You have to acknowledge that as appropriate as tears may be for loss, so too is laughter. Maybe not the actual act of a person dying -- if you find yourself chuckling over car wrecks and leprosy, you may want to seek professional help, because you're a bit of a creepy ghoulie, aren't you? However, it's worth noting that you don't need to deal with death by becoming an emotional wreck.
In times of stress, I become almost unbearably goofy. I enrage others in tense situations due to my tenuous grasp on seriousness that becomes more and more ephemeral the angrier people get with me until the point where I either get hit or have to hit someone else. I'm not proud of it, but it happens. I will smile like a drunken Cheshire Cat making it rain at a strip club when the shit hits the fan and have little to no ability to somber up for the sake of maintaining decorum. It's not necessarily that I think it's funny if someone died, or you lost your job, or the city is being locked down due to the presence of mutant isopods -- it's just my natural reaction. I suppose on some level even my writing is an outlet for that, for my desire to make people laugh. I enjoy it, I want to be entertaining on a basic level, and, even when wholly inappropriate, I still try to do it.

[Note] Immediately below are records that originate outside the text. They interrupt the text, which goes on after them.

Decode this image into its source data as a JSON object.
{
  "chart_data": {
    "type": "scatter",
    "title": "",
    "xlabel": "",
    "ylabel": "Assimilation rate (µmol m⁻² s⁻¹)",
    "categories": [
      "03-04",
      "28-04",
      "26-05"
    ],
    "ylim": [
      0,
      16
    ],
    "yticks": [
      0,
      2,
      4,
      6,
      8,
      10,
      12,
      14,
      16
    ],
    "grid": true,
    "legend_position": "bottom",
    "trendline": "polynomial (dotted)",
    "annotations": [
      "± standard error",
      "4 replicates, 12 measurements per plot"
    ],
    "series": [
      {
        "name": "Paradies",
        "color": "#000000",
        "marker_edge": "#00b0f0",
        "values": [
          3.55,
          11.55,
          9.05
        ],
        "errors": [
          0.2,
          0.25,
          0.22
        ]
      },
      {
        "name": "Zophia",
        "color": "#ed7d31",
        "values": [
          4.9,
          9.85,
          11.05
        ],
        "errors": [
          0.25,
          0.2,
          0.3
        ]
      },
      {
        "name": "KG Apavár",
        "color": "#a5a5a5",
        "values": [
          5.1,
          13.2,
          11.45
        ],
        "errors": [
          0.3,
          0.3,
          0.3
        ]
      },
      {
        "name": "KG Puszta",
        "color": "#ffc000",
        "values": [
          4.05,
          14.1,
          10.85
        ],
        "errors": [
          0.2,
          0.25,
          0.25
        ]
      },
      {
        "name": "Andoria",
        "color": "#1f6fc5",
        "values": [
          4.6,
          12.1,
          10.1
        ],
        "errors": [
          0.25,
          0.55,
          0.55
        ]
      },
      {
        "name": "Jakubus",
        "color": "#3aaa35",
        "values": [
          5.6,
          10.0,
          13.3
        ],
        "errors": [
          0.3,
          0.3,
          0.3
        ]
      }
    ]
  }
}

Now the problem here is that I am acknowledging it as wholly inappropriate when I don't even feel it's inappropriate. I feel that others feel it's inappropriate. But there's plenty of evidence to indicate that not everyone thinks you need to wear black and mope around in the face of death. A mourning period, a time of sadness to reflect on pain and loss, is normal, but at a funeral, for instance, you don't need to all be weeping to "Amazing Grace" and wishing Grandpa Cankle godspeed. If he was a happy man in life, celebrate his death. Tell funny stories. Put on his favorite obscene puppet show. Show that super-8 film of him and three hookers in Saigon. Whatever he would have liked.
Our sadness comes from a sense of loss, but there's just as much precedent to experience joy when you reflect on what you had and what made that person so important to you in the first place, and in the end, you're likely to feel better making death a final celebration of all the experiences you did have, rather than a lament of all the ones you won't.